Obama leaves behind a party that’s wounded and lost

The Democrats enjoyed a renaissance last decade, thanks in 2006 to backlash over the presidency of George W. Bush and then the rise of Barack Obama. It’s basically been downhill ever since. Today in Politico Mag, Edward-Isaac Dovere looks at the scale of the desolation:

They were counting on a Clinton win to paper over a deeper rot they’ve been worrying about—and to buy them some time to start coming up with answers. In other words, it wasn’t just Donald Trump. Or the Russians. Or James Comey. Or all the problems with how Clinton and her aides ran the campaign. Win or lose, Democrats were facing an existential crisis in the years ahead—the result of years of complacency, ignoring the withering of the grass roots and the state parties, sitting by as Republicans racked up local win after local win….

…What’s clear from interviews with several dozen top Democratic politicians and operatives at all levels, however, is that there is no comeback strategy—just a collection of half-formed ideas, all of them challenged by reality.

The whole piece is very much worth reading (it also contains some terrific graphics and maps) for some perspective on how bad things are for Democrats right now after a brutal and completely unexpected loss. It’s not just that they’re out of power — time is also their enemy. If President-elect Trump enjoys even modest success as president in his first two years, Republicans are a decent bet to keep the House and almost a sure bet to hold and even gain in the Senate in the 2018 midterm. And the Democratic Party has only until 2020 to win back enough of a foothold at the state level to avoid having Republicans dominate next decade’s redistricting process, which would make the road back to power even steeper and perhaps even longer.

Meanwhile, the party is divided between those who think everything is okay (after all, Hillary Clinton won the popular vote and the long-term demographics seem to work in Democrats’ favor), and those who feel the party must change but don’t necessarily agree on how. Is Sandersism the future? Should they look for areas to cooperate with Trump? (“Trump works best with a foil, and they’re determined not to serve themselves up to him as obstructionists.”) Or should they resist absolutely everything? (“It’s very dangerous to give this man anything,” as one Democratic congressman put it.)

Should Democrats be thinking about winning back the Trump Democrats who flipped and turned the Midwest Red? Or is that a lost cause? Should they double their bet on the “ascendant” coalition that President Obama assembled? Or can it even be counted on to stay as Democratic as it was when Obama was running?

Perhaps planning is overrated. As Trump proved for a struggling Republican Party, sometimes there is an answer, but it ends up being something you just can’t see over the horizon. For example, perhaps Obamacare repeal really will blow up in the Republicans’ face, and the Democrats’ next election will practically win itself. Then again, Republicans remained in the wilderness of American politics for more than six decades last century, and a party without a plan could face a similar fate.

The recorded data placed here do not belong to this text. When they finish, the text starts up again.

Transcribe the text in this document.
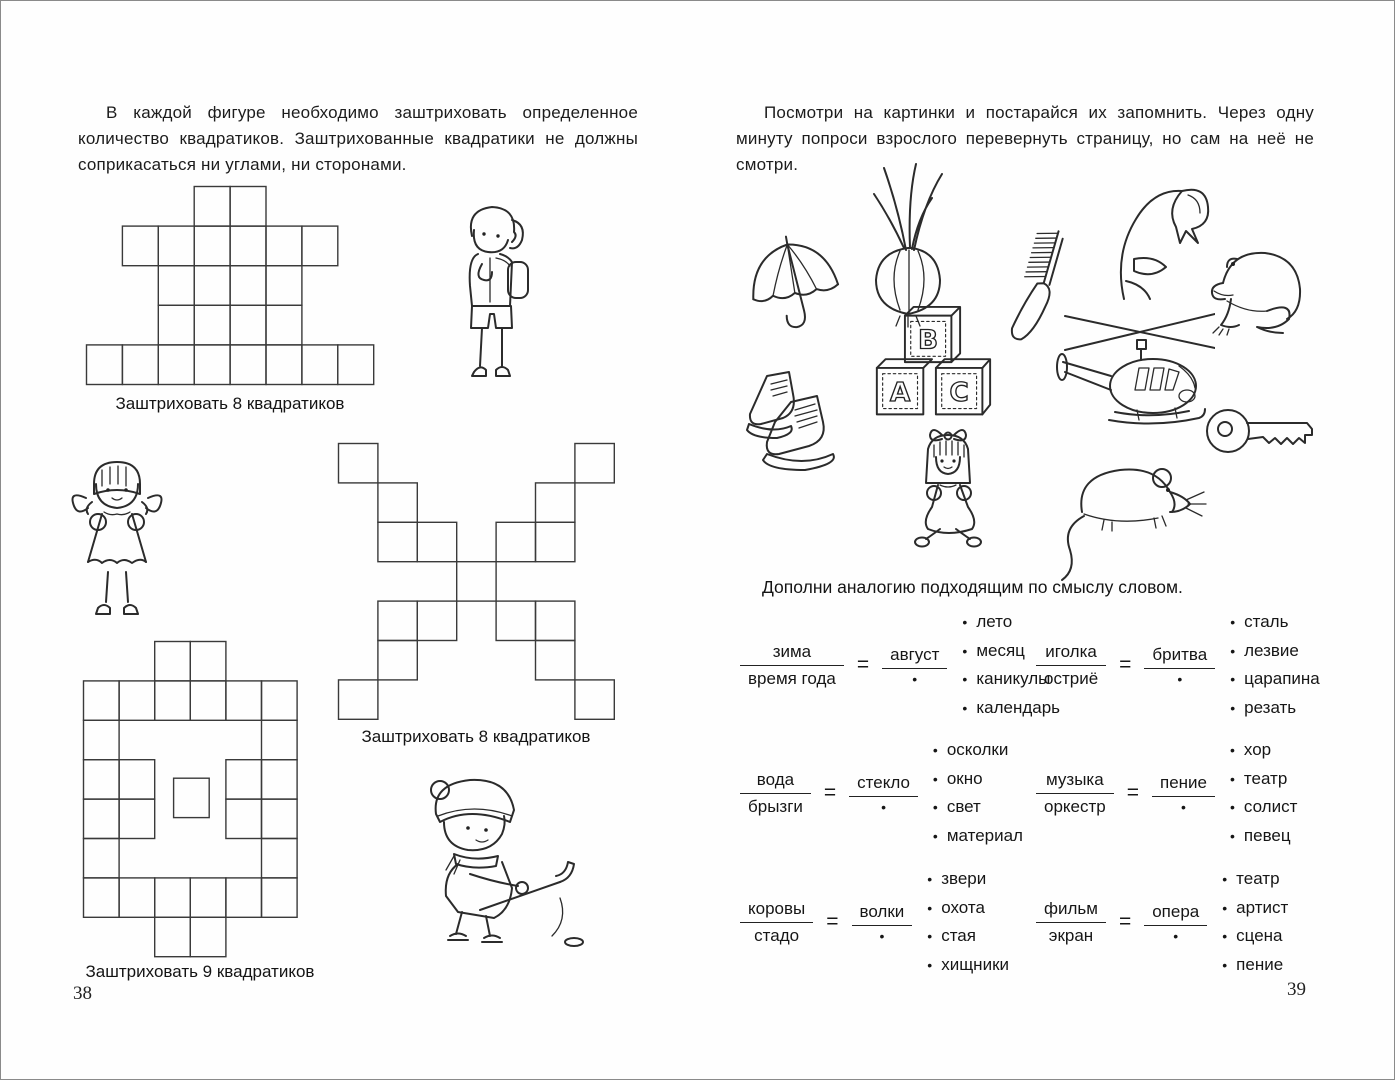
В каждой фигуре необходимо заштриховать определенное количество квадратиков. Заштрихованные квадратики не должны соприкасаться ни углами, ни сторонами.

Заштриховать 8 квадратиков
Заштриховать 8 квадратиков
Заштриховать 9 квадратиков
38

Посмотри на картинки и постарайся их запомнить. Через одну минуту попроси взрослого перевернуть страницу, но сам на неё не смотри.

B
A C
Дополни аналогию подходящим по смыслу словом.
$\frac{\text{зима}}{\text{время года}} = \frac{\text{август}}{•}$
• лето
• месяц
• каникулы
• календарь
$\frac{\text{иголка}}{\text{остриё}} = \frac{\text{бритва}}{•}$
• сталь
• лезвие
• царапина
• резать
$\frac{\text{вода}}{\text{брызги}} = \frac{\text{стекло}}{•}$
• осколки
• окно
• свет
• материал
$\frac{\text{музыка}}{\text{оркестр}} = \frac{\text{пение}}{•}$
• хор
• театр
• солист
• певец
$\frac{\text{коровы}}{\text{стадо}} = \frac{\text{волки}}{•}$
• звери
• охота
• стая
• хищники
$\frac{\text{фильм}}{\text{экран}} = \frac{\text{опера}}{•}$
• театр
• артист
• сцена
• пение
39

Finally, as they move forward, Democrats will be running behind mostly elderly leaders at the top and an empty bench at the bottom. And they will be without the crutch they enjoyed in the form of the still-popular Barack Obama’s leadership of the party. It’s no coincidence that Democrats have suffered painful losses in the last three elections where Obama wasn’t on the ballot. What if post-Obama politics look a lot more like 2002 and 2004 than they look like 1996 or 2006?